We’d also love to know whether they proved to be a perfect little bite sized snack to keep you going through your breastfeeding journey.
Ingredients (makes 16 Cookies)
- 1.5 cups Rolled Oats (Instant Oats or milled in your food processor)
- 2 tbsp LSA (Linseed, Sunflower and Almond) mixture
- 2 tbsp Brewer's Yeast
- 1 cup Buckwheat Flour
- 1/2 tsp Salt
- 3/4 cup Brown Sugar
- 1/2 cup Dark Chocolate Chips
- 4 Medjool Dates (seeded and chopped into small chunks)
- 1/2 cup Shredded Coconut
- 1 tbsp Chia Seeds
- 1 Egg
- 1 tsp Vanilla Extract
- 1/2 cup Coconut Oil
- 4 tbsp Water
Method
- Preheat oven to 180 degrees celcius. Line two baking trays with baking paper.
- Combine all dry ingredients in the bowl of a large food processor.
- Whisk together the egg, vanilla extract, water and coconut oil then add to the dry mixture.
- Combine all ingredients on a slow speed until a dough ball forms.
- Roll a tablespoon of dough into a ball and then form into a disc shape a little larger than a 50 cent piece. Place about 10cm apart on the tray.
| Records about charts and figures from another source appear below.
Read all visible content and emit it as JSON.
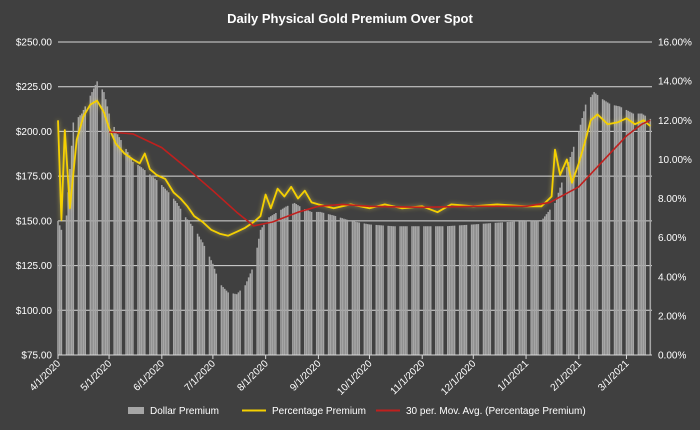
{
  "chart_data": {
    "type": "bar",
    "title": "Daily Physical Gold Premium Over Spot",
    "xlabel": "",
    "ylabel": "",
    "grid": true,
    "legend_position": "bottom",
    "x_tick_labels": [
      "4/1/2020",
      "5/1/2020",
      "6/1/2020",
      "7/1/2020",
      "8/1/2020",
      "9/1/2020",
      "10/1/2020",
      "11/1/2020",
      "12/1/2020",
      "1/1/2021",
      "2/1/2021",
      "3/1/2021"
    ],
    "y_left": {
      "range": [
        75,
        250
      ],
      "tick_labels": [
        "$75.00",
        "$100.00",
        "$125.00",
        "$150.00",
        "$175.00",
        "$200.00",
        "$225.00",
        "$250.00"
      ]
    },
    "y_right": {
      "range": [
        0,
        16
      ],
      "tick_labels": [
        "0.00%",
        "2.00%",
        "4.00%",
        "6.00%",
        "8.00%",
        "10.00%",
        "12.00%",
        "14.00%",
        "16.00%"
      ]
    },
    "x_range": [
      "2020-04-01",
      "2021-03-16"
    ],
    "series": [
      {
        "name": "Dollar Premium",
        "kind": "bar",
        "axis": "left",
        "color": "#a6a6a6",
        "points": [
          [
            "2020-04-01",
            150
          ],
          [
            "2020-04-05",
            140
          ],
          [
            "2020-04-10",
            205
          ],
          [
            "2020-04-15",
            210
          ],
          [
            "2020-04-20",
            220
          ],
          [
            "2020-04-24",
            228
          ],
          [
            "2020-04-28",
            222
          ],
          [
            "2020-05-01",
            210
          ],
          [
            "2020-05-05",
            200
          ],
          [
            "2020-05-10",
            192
          ],
          [
            "2020-05-15",
            183
          ],
          [
            "2020-05-20",
            180
          ],
          [
            "2020-05-25",
            176
          ],
          [
            "2020-05-30",
            172
          ],
          [
            "2020-06-05",
            166
          ],
          [
            "2020-06-10",
            160
          ],
          [
            "2020-06-15",
            152
          ],
          [
            "2020-06-20",
            146
          ],
          [
            "2020-06-25",
            138
          ],
          [
            "2020-07-01",
            126
          ],
          [
            "2020-07-05",
            115
          ],
          [
            "2020-07-10",
            110
          ],
          [
            "2020-07-15",
            109
          ],
          [
            "2020-07-20",
            114
          ],
          [
            "2020-07-25",
            125
          ],
          [
            "2020-07-29",
            145
          ],
          [
            "2020-08-03",
            152
          ],
          [
            "2020-08-08",
            155
          ],
          [
            "2020-08-13",
            158
          ],
          [
            "2020-08-18",
            160
          ],
          [
            "2020-08-23",
            157
          ],
          [
            "2020-08-28",
            155
          ],
          [
            "2020-09-02",
            155
          ],
          [
            "2020-09-10",
            153
          ],
          [
            "2020-09-20",
            150
          ],
          [
            "2020-10-01",
            148
          ],
          [
            "2020-10-15",
            147
          ],
          [
            "2020-11-01",
            147
          ],
          [
            "2020-11-15",
            147
          ],
          [
            "2020-12-01",
            148
          ],
          [
            "2020-12-15",
            149
          ],
          [
            "2021-01-01",
            150
          ],
          [
            "2021-01-10",
            150
          ],
          [
            "2021-01-18",
            160
          ],
          [
            "2021-01-25",
            180
          ],
          [
            "2021-02-01",
            200
          ],
          [
            "2021-02-05",
            215
          ],
          [
            "2021-02-10",
            222
          ],
          [
            "2021-02-15",
            218
          ],
          [
            "2021-02-20",
            215
          ],
          [
            "2021-02-25",
            214
          ],
          [
            "2021-03-01",
            212
          ],
          [
            "2021-03-05",
            210
          ],
          [
            "2021-03-10",
            210
          ],
          [
            "2021-03-15",
            207
          ]
        ]
      },
      {
        "name": "Percentage Premium",
        "kind": "line",
        "axis": "right",
        "color": "#f5d000",
        "points": [
          [
            "2020-04-01",
            12.0
          ],
          [
            "2020-04-03",
            6.9
          ],
          [
            "2020-04-05",
            11.5
          ],
          [
            "2020-04-08",
            7.5
          ],
          [
            "2020-04-12",
            11.0
          ],
          [
            "2020-04-16",
            12.2
          ],
          [
            "2020-04-20",
            12.8
          ],
          [
            "2020-04-24",
            13.0
          ],
          [
            "2020-04-28",
            12.4
          ],
          [
            "2020-05-01",
            11.6
          ],
          [
            "2020-05-05",
            10.8
          ],
          [
            "2020-05-10",
            10.3
          ],
          [
            "2020-05-15",
            10.0
          ],
          [
            "2020-05-19",
            9.8
          ],
          [
            "2020-05-22",
            10.3
          ],
          [
            "2020-05-25",
            9.5
          ],
          [
            "2020-05-29",
            9.2
          ],
          [
            "2020-06-03",
            9.0
          ],
          [
            "2020-06-08",
            8.3
          ],
          [
            "2020-06-12",
            8.0
          ],
          [
            "2020-06-16",
            7.6
          ],
          [
            "2020-06-20",
            7.1
          ],
          [
            "2020-06-25",
            6.8
          ],
          [
            "2020-06-30",
            6.4
          ],
          [
            "2020-07-05",
            6.2
          ],
          [
            "2020-07-10",
            6.1
          ],
          [
            "2020-07-15",
            6.3
          ],
          [
            "2020-07-20",
            6.5
          ],
          [
            "2020-07-25",
            6.8
          ],
          [
            "2020-07-29",
            7.1
          ],
          [
            "2020-08-01",
            8.2
          ],
          [
            "2020-08-04",
            7.5
          ],
          [
            "2020-08-08",
            8.5
          ],
          [
            "2020-08-12",
            8.1
          ],
          [
            "2020-08-16",
            8.6
          ],
          [
            "2020-08-20",
            8.0
          ],
          [
            "2020-08-24",
            8.4
          ],
          [
            "2020-08-28",
            7.8
          ],
          [
            "2020-09-01",
            7.7
          ],
          [
            "2020-09-10",
            7.5
          ],
          [
            "2020-09-20",
            7.7
          ],
          [
            "2020-10-01",
            7.5
          ],
          [
            "2020-10-10",
            7.7
          ],
          [
            "2020-10-20",
            7.5
          ],
          [
            "2020-11-01",
            7.6
          ],
          [
            "2020-11-10",
            7.3
          ],
          [
            "2020-11-18",
            7.7
          ],
          [
            "2020-12-01",
            7.6
          ],
          [
            "2020-12-15",
            7.7
          ],
          [
            "2021-01-01",
            7.6
          ],
          [
            "2021-01-10",
            7.6
          ],
          [
            "2021-01-16",
            8.1
          ],
          [
            "2021-01-18",
            10.5
          ],
          [
            "2021-01-21",
            9.2
          ],
          [
            "2021-01-25",
            10.0
          ],
          [
            "2021-01-28",
            8.8
          ],
          [
            "2021-02-01",
            9.8
          ],
          [
            "2021-02-05",
            11.0
          ],
          [
            "2021-02-08",
            12.0
          ],
          [
            "2021-02-12",
            12.3
          ],
          [
            "2021-02-18",
            11.8
          ],
          [
            "2021-02-24",
            11.9
          ],
          [
            "2021-03-01",
            12.1
          ],
          [
            "2021-03-06",
            11.8
          ],
          [
            "2021-03-11",
            12.0
          ],
          [
            "2021-03-15",
            11.7
          ]
        ]
      },
      {
        "name": "30 per. Mov. Avg. (Percentage Premium)",
        "kind": "line",
        "axis": "right",
        "color": "#c0201e",
        "points": [
          [
            "2020-05-01",
            11.4
          ],
          [
            "2020-05-15",
            11.3
          ],
          [
            "2020-06-01",
            10.6
          ],
          [
            "2020-06-15",
            9.6
          ],
          [
            "2020-07-01",
            8.4
          ],
          [
            "2020-07-15",
            7.3
          ],
          [
            "2020-07-25",
            6.6
          ],
          [
            "2020-08-05",
            6.8
          ],
          [
            "2020-08-20",
            7.3
          ],
          [
            "2020-09-01",
            7.6
          ],
          [
            "2020-09-15",
            7.7
          ],
          [
            "2020-10-01",
            7.6
          ],
          [
            "2020-11-01",
            7.55
          ],
          [
            "2020-12-01",
            7.6
          ],
          [
            "2021-01-01",
            7.6
          ],
          [
            "2021-01-15",
            7.8
          ],
          [
            "2021-02-01",
            8.6
          ],
          [
            "2021-02-15",
            9.9
          ],
          [
            "2021-03-01",
            11.2
          ],
          [
            "2021-03-10",
            11.8
          ],
          [
            "2021-03-15",
            12.0
          ]
        ]
      }
    ]
  }
}
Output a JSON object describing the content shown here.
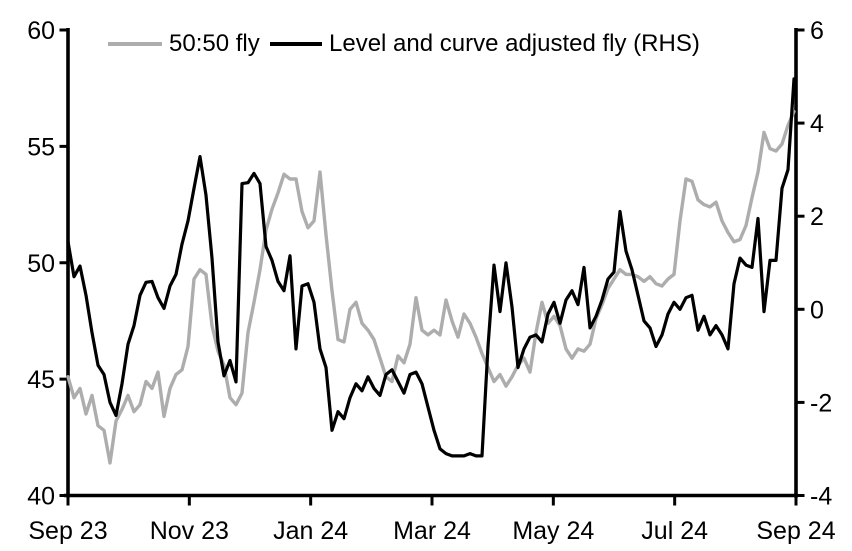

- Cook for 8 - 10 minutes. 8 minutes will give you a slightly paler, more chewy cookie. 10 minutes will make the cookie a little drier and more crunchy.
Notes
Feel free to add or subtract ingredients if there's something you'd prefer! You could switch out the dates for currants, you could delete the chia seeds, you could add a handful of slivered almonds and you could delete the choc chips or replace with white chocolate chips.